Autoridades de seguridad federales confirmaron la detención de un boxeador profesional, quien mantenía una estrecha relación con el equipo de entrenamiento conocido como Canelo Team, tras ser señalado por sus presuntos vínculos con el Cártel de Jalisco Nueva Generación (CJNG). Según los informes preliminares de inteligencia, el deportista habría reconocido ante las autoridades que operaba bajo las órdenes directas de Rafael Álvarez Ayala, identificado por el gobierno como el R-2, uno de los operadores clave de la organización criminal en la región.
El arresto se llevó a cabo tras meses de seguimiento por parte de fuerzas federales, quienes investigaban la infiltración de grupos delictivos en entornos deportivos de alto nivel. De acuerdo con las primeras declaraciones obtenidas por la Fiscalía General de la República, el boxeador utilizaba sus desplazamientos para competencias nacionales e internacionales como una fachada para facilitar comunicaciones y coordinar actividades logísticas para la estructura criminal vinculada al R-2.
El caso ha generado diversas reacciones dentro del ámbito deportivo, donde el gimnasio mencionado ha negado tener conocimiento sobre las actividades ilícitas que el sujeto realizaba fuera de las instalaciones. Las autoridades de la Secretaría de Seguridad y Protección Ciudadana han señalado que las investigaciones continúan abiertas para determinar la extensión de la red de complicidades que permitían al detenido operar con cierta movilidad bajo el amparo de su carrera profesional.
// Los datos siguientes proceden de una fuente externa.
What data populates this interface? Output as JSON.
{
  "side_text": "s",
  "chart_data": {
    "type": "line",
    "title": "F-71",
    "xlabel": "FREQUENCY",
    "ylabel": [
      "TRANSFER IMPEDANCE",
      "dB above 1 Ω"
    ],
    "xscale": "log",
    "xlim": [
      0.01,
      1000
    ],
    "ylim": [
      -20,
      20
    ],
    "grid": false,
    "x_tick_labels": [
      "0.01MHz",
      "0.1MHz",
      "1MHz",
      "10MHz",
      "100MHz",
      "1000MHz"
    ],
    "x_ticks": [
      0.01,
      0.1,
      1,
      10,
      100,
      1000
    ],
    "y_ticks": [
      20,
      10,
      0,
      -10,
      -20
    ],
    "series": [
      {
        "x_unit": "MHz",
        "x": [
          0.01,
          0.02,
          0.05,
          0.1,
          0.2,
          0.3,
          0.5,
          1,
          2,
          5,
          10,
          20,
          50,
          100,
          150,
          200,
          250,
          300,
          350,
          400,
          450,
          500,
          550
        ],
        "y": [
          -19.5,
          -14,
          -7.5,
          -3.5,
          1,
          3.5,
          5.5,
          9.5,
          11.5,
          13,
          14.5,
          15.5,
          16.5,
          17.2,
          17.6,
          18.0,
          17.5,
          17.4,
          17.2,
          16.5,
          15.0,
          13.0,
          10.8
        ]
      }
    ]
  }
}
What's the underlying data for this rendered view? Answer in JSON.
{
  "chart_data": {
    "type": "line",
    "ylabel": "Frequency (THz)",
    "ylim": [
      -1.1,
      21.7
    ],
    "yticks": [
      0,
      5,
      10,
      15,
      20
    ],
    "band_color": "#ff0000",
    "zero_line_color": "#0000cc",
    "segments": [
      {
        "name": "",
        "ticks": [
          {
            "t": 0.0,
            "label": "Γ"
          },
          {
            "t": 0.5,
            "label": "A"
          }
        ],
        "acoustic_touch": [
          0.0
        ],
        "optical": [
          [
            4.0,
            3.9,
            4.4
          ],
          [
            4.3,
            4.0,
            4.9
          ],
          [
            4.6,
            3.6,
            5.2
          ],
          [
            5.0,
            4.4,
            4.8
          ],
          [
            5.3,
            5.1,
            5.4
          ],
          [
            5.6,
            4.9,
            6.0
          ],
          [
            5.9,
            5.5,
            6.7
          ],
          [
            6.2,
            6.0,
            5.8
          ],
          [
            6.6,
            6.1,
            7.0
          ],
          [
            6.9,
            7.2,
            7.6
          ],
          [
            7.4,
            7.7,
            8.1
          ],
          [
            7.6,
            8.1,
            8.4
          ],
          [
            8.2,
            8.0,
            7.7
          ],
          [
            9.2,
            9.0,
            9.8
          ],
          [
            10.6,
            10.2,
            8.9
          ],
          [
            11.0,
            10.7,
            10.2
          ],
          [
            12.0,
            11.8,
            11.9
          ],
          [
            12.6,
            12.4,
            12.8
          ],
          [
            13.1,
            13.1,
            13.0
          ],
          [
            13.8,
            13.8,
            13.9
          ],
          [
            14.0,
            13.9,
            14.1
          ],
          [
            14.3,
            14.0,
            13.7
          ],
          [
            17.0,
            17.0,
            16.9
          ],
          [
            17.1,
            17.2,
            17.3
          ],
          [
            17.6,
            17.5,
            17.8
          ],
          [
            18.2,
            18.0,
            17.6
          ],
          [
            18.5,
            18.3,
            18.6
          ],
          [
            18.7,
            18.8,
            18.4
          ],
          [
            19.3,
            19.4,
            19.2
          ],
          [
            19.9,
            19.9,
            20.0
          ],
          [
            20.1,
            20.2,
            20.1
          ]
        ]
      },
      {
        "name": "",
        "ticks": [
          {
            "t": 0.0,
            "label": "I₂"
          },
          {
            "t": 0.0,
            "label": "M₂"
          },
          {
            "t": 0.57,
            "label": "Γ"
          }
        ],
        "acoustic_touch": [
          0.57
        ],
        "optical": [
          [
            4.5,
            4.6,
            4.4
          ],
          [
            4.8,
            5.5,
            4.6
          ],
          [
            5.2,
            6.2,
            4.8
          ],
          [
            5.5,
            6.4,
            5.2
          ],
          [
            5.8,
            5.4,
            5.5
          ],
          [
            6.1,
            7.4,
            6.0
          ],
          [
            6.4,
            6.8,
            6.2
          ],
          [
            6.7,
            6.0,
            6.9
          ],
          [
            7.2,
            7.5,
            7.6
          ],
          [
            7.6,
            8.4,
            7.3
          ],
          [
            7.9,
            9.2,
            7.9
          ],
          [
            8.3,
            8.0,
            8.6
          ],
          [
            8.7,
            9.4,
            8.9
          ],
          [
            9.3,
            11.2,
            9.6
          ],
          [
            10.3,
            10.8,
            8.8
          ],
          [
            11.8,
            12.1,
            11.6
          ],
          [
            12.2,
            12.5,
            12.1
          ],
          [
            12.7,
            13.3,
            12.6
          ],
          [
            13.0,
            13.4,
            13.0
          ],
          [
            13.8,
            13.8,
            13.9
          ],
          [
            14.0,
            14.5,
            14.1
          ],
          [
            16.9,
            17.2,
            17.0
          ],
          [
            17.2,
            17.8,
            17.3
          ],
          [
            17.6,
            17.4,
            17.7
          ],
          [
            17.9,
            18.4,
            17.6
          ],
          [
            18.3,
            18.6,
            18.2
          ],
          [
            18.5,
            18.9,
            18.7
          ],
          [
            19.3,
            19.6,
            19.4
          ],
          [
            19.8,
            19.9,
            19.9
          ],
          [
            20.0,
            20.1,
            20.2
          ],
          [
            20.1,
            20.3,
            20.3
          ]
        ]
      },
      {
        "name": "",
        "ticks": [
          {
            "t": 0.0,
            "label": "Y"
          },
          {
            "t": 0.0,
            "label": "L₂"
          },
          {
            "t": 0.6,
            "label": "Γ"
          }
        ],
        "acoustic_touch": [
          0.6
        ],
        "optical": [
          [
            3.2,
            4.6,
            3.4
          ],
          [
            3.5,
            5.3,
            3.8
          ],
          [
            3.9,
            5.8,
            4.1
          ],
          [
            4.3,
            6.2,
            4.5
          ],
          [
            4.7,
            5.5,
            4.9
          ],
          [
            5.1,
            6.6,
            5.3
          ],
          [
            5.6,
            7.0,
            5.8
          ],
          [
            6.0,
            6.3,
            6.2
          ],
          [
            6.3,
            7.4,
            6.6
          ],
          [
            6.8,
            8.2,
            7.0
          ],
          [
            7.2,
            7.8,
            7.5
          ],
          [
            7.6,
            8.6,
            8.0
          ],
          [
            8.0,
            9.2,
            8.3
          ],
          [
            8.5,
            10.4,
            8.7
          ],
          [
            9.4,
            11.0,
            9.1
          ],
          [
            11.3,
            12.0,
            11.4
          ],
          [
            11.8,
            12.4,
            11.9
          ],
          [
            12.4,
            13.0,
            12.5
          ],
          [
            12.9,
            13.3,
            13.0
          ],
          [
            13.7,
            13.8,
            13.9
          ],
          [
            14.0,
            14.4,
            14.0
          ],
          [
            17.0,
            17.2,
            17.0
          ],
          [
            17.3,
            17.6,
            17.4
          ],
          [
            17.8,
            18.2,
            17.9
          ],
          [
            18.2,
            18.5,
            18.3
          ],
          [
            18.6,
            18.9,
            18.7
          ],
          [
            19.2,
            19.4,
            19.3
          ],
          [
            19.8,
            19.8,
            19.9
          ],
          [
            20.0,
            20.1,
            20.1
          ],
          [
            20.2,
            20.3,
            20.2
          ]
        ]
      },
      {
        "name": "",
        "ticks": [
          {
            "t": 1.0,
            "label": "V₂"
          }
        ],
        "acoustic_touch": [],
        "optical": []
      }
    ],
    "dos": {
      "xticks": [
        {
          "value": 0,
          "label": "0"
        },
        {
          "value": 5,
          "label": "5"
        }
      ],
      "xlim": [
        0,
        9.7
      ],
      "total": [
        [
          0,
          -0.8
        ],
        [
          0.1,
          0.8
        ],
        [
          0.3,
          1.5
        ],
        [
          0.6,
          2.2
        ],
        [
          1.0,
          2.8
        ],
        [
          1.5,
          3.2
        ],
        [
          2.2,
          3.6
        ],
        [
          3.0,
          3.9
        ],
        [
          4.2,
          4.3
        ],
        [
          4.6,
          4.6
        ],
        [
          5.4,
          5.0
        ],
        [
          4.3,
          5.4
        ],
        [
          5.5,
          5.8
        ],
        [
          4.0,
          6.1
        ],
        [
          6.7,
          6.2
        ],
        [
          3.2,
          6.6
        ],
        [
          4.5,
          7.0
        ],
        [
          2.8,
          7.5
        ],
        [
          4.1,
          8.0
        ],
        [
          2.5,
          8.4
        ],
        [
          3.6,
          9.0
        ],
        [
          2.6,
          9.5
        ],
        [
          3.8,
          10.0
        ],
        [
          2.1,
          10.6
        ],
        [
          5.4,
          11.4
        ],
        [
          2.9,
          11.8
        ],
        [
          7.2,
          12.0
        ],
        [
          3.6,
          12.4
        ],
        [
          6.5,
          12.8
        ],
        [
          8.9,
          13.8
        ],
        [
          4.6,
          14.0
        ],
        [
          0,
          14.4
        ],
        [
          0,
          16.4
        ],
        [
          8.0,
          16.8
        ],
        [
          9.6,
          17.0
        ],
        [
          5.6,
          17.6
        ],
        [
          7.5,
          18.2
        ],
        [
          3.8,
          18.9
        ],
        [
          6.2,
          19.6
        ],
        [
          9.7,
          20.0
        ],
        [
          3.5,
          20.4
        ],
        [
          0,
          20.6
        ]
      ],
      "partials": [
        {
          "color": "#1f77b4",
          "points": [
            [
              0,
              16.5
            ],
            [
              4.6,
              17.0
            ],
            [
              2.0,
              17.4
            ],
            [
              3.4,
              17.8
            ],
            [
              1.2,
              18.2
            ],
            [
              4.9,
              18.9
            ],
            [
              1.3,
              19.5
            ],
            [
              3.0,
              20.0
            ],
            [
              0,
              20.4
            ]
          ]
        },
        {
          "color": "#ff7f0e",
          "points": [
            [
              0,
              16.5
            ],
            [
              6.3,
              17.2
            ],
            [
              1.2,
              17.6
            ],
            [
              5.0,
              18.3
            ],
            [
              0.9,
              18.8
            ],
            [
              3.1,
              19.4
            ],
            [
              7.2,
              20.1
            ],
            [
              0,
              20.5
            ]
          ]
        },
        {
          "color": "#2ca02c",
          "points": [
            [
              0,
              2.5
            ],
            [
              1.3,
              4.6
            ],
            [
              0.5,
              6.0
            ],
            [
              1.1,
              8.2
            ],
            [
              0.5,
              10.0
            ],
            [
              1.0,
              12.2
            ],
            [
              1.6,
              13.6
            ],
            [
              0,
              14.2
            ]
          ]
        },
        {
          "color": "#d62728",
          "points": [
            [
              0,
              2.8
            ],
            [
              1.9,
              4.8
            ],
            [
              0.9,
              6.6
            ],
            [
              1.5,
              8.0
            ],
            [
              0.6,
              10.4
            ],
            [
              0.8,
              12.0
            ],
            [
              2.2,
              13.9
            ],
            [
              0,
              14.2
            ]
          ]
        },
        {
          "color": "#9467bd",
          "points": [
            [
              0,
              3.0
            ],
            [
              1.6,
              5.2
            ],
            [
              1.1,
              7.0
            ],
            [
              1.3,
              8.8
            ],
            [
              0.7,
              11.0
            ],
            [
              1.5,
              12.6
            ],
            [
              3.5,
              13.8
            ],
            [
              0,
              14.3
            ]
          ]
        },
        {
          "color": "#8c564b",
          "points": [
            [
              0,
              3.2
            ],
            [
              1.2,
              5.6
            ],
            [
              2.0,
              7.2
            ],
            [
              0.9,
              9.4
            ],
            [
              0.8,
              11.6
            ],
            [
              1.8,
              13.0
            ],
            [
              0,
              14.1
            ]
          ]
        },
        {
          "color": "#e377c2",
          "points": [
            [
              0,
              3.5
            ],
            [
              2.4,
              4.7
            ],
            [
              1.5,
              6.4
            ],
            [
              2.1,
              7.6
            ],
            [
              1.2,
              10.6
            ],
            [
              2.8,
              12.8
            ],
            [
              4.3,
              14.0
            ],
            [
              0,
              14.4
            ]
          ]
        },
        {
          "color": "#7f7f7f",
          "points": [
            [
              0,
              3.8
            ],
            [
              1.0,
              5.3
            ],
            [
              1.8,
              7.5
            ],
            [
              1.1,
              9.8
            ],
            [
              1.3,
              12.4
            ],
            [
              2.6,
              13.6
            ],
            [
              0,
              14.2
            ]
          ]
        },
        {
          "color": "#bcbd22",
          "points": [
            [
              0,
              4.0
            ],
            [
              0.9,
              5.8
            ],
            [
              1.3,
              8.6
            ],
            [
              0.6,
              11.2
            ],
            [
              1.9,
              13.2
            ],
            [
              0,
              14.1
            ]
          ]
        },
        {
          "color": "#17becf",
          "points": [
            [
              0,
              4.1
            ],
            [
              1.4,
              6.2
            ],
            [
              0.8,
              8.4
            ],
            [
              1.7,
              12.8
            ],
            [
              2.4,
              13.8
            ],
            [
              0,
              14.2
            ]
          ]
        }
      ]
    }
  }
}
La Fiscalía General de la República ha iniciado las carpetas de investigación correspondientes para presentar al detenido ante un juez de control, donde se determinará su situación jurídica en los próximos días. Mientras tanto, elementos de la Guardia Nacional mantienen vigilancia en puntos estratégicos para desarticular los canales de comunicación que el pugilista habría facilitado entre los mandos del cártel y sus células operativas en el centro del país.